The key takeaway is that market cycles not only affect CPW but also determine when and where it is feasible to acquire wallet holders. While developed regions are highly efficient during bull markets, costs are high during market downturns. Emerging markets have ultra-low costs but come with extreme volatility. Southeast Asia, with its relative stability, may have the best long-term potential for brands looking to reduce risk across different market cycles.
CPW of Best and Worst Performing Marketing Campaigns
Market cycles are not the only factor at play. The best-performing marketing campaigns consistently maintain a low CPW, even during market downturns. In fact, the top 25% of campaigns have managed to keep the CPW at just $6–8 per wallet, even during bear markets, which is remarkable. Meanwhile, the worst-performing campaigns saw CPWs fluctuate between $4.68 and $44.79.
This performance gap can be attributed to product-market fit (PMF), community strength, market heat, incentives, and creative execution. Marketing campaigns that align closely with their audience, optimize promotional messages, and manage incentives well can maintain affordable CPWs regardless of market conditions.

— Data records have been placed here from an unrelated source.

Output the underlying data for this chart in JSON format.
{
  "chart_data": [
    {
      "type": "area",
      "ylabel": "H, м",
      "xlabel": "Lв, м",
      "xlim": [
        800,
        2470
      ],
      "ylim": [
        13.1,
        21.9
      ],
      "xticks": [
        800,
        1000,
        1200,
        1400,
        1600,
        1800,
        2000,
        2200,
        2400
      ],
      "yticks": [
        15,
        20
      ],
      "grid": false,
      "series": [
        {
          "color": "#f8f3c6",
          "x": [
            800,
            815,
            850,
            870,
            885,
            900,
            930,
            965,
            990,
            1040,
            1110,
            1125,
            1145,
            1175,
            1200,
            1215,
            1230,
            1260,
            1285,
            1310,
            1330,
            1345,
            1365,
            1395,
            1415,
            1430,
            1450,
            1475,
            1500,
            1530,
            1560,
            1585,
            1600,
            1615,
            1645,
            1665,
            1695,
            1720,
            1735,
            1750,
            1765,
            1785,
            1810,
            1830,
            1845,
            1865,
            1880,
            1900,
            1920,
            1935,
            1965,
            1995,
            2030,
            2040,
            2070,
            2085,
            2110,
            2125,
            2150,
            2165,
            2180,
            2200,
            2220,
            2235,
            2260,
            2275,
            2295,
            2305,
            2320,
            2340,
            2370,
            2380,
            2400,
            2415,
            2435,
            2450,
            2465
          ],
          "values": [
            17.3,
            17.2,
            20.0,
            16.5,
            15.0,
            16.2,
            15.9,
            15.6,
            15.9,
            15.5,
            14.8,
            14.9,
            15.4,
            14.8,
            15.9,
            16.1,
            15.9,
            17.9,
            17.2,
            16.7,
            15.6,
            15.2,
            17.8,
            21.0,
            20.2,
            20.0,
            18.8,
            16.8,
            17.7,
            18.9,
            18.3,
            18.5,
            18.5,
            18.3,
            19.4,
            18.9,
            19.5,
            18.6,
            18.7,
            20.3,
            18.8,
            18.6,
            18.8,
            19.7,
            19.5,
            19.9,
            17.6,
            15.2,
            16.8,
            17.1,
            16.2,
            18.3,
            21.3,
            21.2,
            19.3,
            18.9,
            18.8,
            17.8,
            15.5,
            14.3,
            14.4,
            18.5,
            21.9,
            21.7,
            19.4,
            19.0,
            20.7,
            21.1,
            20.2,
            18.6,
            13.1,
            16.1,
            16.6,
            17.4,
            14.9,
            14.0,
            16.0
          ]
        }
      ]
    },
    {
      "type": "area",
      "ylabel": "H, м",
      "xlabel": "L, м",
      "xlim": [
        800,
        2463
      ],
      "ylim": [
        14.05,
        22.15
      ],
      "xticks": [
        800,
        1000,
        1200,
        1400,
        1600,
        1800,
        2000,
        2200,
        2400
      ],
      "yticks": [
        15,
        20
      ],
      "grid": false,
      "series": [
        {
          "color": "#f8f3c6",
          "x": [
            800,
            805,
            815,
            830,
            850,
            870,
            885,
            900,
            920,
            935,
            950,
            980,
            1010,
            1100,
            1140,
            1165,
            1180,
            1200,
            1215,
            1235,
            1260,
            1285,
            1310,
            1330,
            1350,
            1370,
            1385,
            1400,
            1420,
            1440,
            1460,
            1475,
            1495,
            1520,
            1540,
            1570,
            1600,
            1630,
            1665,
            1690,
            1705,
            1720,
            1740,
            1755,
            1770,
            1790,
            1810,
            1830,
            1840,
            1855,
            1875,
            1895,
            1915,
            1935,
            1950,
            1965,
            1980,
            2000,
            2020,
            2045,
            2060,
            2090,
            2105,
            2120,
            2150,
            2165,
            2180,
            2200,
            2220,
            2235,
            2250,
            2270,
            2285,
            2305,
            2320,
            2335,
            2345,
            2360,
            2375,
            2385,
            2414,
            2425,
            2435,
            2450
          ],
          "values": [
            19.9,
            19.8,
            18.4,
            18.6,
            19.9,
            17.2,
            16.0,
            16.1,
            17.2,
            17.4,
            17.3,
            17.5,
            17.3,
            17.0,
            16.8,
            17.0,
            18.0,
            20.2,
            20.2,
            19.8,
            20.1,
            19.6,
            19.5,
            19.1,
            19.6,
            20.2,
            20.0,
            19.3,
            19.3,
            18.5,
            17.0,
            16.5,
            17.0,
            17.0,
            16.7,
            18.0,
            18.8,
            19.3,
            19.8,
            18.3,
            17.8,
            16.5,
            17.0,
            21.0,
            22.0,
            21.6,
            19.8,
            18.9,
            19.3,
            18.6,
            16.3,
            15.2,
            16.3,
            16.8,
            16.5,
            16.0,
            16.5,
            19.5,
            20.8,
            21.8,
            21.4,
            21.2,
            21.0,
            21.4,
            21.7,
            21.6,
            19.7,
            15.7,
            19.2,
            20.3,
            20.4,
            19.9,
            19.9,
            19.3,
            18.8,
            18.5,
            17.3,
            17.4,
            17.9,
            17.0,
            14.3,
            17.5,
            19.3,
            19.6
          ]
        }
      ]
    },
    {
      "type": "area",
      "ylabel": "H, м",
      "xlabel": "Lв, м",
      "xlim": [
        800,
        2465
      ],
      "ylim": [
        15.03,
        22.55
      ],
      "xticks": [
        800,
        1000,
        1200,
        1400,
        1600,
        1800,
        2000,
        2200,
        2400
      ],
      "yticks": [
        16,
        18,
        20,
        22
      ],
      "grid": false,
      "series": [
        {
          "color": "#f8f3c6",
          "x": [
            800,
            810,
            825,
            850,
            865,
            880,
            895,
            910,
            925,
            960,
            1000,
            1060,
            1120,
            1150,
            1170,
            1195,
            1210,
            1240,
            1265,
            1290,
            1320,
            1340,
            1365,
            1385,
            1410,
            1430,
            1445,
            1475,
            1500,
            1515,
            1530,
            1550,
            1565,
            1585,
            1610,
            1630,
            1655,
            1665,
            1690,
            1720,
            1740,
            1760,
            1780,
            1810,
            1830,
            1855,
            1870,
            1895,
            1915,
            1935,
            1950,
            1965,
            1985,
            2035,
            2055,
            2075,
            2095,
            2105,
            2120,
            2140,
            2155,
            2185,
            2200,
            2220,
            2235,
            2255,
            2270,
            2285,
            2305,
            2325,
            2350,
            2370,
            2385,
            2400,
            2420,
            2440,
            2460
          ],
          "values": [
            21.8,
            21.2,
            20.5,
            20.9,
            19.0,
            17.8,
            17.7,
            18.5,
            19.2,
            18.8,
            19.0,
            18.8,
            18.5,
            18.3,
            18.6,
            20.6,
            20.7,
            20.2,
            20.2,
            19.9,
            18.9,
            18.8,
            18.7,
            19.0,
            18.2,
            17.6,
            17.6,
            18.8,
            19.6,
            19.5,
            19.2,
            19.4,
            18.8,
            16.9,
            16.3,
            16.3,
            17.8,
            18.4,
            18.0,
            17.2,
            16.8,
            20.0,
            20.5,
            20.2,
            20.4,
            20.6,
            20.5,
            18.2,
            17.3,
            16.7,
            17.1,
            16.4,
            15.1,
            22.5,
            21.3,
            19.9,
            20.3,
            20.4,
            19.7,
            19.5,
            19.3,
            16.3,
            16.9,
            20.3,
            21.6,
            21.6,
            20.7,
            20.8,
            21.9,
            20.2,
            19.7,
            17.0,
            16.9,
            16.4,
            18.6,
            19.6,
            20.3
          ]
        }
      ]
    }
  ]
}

For marketing campaigns struggling with high CPWs, moving to lower-cost regions is not the only solution. Optimizing audience targeting, promotional messages, incentives, and creative strategies can enhance efficiency, keeping CPW stable across any market.
CPW by Audience Segment
Decentralized finance (DeFi) / centralized finance (CeFi) marketing campaigns were the most cost-effective, with a median CPW of $2.79 and a lower quartile at just $0.10. L1/L2 projects followed closely, with a median CPW of $3.23, reflecting their higher adoption rates. Game and marketing campaigns had the highest costs, with a median CPW of $8.74 and a lower quartile of $3.40. This may be due to higher user churn, frequent speculation, and intense competition. If Web3 gaming is indeed “unstoppable,” we need to find a more powerful user acquisition engine to make it as sustainable as Web2 games.
Conclusion: Using CPW as a Framework for Web3 Growth
CPW is not solely determined by market cycles; it is also influenced by the execution effectiveness of marketing campaigns. The top 25% of marketing campaigns managed to keep CPW between $6–8 per wallet throughout the year, even during bear markets, while the worst-performing campaigns saw CPWs fluctuate drastically between $4.68 and $44.79. This proves that market conditions are not an excuse. Marketing teams that track data, optimize audience targeting, refine promotional messages and incentives, can outperform market cycles and maintain efficient costs, regardless of macro trends.
This also prompts a shift in strategy when launching products. Targeting large investors in the U.S. during a bear market is an extremely expensive gamble, with CPWs reaching unsustainable levels. In contrast, starting with more stable and cost-effective regions like Southeast Asia allows brands to optimize product-market fit before expanding to developed markets. Teams that do not adopt this strategy may deplete their budgets prematurely before proving market demand and optimizing conversion rates.
Finally, this data from advertising-driven marketing campaigns challenges the notion that Web3 advertising is “unworkable.” In fact, the results show that advertising-driven Web3 growth is a measurable and scalable framework, not a dead-end road.